Всё идет вперед, и каждая ступень есть предчувствием следующей ступени. Всё растет, проходя постепенно градации роста… Но только при одном условии: условии жизни. Застывание на точке есть… это очень страшное слово, которое я скажу сейчас… смерть. Когда дух отлетает от жизни, тогда приходит это страшное слово и тогда останавливается рост и кончаются ступени, потому что больше некуда стремиться и незачем продолжать движения.
Если бы это было действительно так, что с какого-либо года, пусть он будет 1910 или 1921, то живое, трепетное, радостное и страдающее, что мы знали под именем русской литературы, оборвалось, застыло – это было бы самым бесстрастным, самым беспощадным смертным приговором для нас.
Те, кто не знают этого, пусть взглянут внимательно и убедятся.
Многократно мы в зарубежье писали о той литературе, которая в настоящее время цветет так обильно в Советах. В противовес этому указывалось на удивительное молчание в Зарубежье. Тогда как там молодые писатели появляются как пузыри на реке в половодье и несут новые освежающие бури, здесь всё подобно заводи, закрытой со всех сторон от ветра, на которой зеркалом застыла ничего не говорящая водная поверхность.
Силы молодой советской литературы хаотичны, и что принесут они для будущего, мы не знаем. Мы знаем только одно, что это может быть литература, но не та преемственная носительница заветов старой глубинной, ничего не боявшейся русской литературы. И она сама первая (молодая советская литература) при всяком удобном случае выскакивает с заявлением о том, что она порвала все традиции, что всё старое ее ничуть не касается и что даже все корни ее и источники новые.
Во все века, во все революции хранительницей духа своего народа всегда была эмиграция.
Так было с французской эмиграцией, так было с эмиграцией польской и это же оправдывается теперь на эмиграции русской.
В жизни духа народа и в каждом творчестве не бывает ничего неожиданного и внезапного; как при возведении здания, здесь кирпич кладется на кирпич, и нельзя построить сразу третьего этажа, если нет еще первого. Революция приходит тогда, когда дом дал трещины и много сору накопилось вокруг него. Как рабочий, она берет молот и раскладывает здание, забыв о первоначальном плане архитектора, не думая о том, на что годилось оно и чему служило. Под ее руками, упоенными процессом разрушения, стены обнажают все свои трещины, оползают, осыпаются и рушатся, подымая желтую пыль к небу.
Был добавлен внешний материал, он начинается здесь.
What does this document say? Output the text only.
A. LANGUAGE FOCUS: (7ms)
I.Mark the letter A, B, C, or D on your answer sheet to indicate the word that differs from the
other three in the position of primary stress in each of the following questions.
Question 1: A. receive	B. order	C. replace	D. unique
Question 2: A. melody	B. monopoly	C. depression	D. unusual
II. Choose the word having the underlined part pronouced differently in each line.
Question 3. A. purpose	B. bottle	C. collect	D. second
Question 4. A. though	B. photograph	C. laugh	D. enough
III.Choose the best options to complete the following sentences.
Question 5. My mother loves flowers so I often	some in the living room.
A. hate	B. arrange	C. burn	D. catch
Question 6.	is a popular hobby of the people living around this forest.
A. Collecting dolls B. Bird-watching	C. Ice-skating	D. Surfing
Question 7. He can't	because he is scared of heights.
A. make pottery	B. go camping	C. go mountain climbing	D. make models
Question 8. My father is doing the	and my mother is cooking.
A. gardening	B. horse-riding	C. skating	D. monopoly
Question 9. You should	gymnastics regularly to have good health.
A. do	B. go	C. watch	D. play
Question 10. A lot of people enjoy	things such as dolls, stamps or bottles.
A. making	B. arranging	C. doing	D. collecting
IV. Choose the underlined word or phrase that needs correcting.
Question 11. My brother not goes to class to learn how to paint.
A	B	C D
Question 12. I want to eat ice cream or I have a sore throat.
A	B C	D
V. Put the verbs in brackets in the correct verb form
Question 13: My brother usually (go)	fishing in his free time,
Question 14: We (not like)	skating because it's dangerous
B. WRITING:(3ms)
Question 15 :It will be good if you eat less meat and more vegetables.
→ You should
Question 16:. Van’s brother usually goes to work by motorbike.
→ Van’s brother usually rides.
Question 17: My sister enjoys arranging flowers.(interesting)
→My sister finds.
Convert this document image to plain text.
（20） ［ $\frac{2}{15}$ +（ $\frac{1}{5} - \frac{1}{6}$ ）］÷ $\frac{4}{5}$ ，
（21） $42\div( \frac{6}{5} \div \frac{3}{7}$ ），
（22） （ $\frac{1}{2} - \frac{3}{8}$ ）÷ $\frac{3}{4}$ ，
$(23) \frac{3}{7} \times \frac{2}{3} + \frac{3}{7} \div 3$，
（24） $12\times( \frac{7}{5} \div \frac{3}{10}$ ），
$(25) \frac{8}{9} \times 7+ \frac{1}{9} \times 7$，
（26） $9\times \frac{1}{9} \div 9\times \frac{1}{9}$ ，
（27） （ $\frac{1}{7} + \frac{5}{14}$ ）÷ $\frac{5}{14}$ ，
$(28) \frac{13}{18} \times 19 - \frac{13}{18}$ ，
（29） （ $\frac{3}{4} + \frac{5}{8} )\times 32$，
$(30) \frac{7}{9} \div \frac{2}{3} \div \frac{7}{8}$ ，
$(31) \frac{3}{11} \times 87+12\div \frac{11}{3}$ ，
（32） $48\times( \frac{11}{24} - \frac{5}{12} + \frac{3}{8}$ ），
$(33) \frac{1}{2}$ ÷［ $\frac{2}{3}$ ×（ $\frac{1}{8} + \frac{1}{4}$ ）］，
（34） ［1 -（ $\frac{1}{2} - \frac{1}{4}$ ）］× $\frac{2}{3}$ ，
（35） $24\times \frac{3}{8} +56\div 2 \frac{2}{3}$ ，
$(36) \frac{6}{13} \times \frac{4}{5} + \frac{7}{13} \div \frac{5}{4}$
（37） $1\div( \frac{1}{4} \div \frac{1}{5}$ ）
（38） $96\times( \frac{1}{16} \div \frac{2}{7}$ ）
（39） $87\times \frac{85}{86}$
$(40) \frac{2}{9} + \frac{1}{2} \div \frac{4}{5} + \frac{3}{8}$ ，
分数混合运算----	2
Ненужные наслоения пристроек и гнилые черепицы сметаются в сорную кучу – наконец обнажен фундамент первоначального замысла. Тогда рабочий-революция складывает молот в недоумении, что теперь делать, потому что по своему назначению она не умеет ничего творить. Она должна уступить место тем, кто сохранил память о первоначальном смысле разрушенного, тем, кто в годы бегства и скитания продумал вновь весь план от конца до начала, находя в нем ошибки и открывая незамеченные раньше достоинства, чтобы со свежими силами приступить к творчеству.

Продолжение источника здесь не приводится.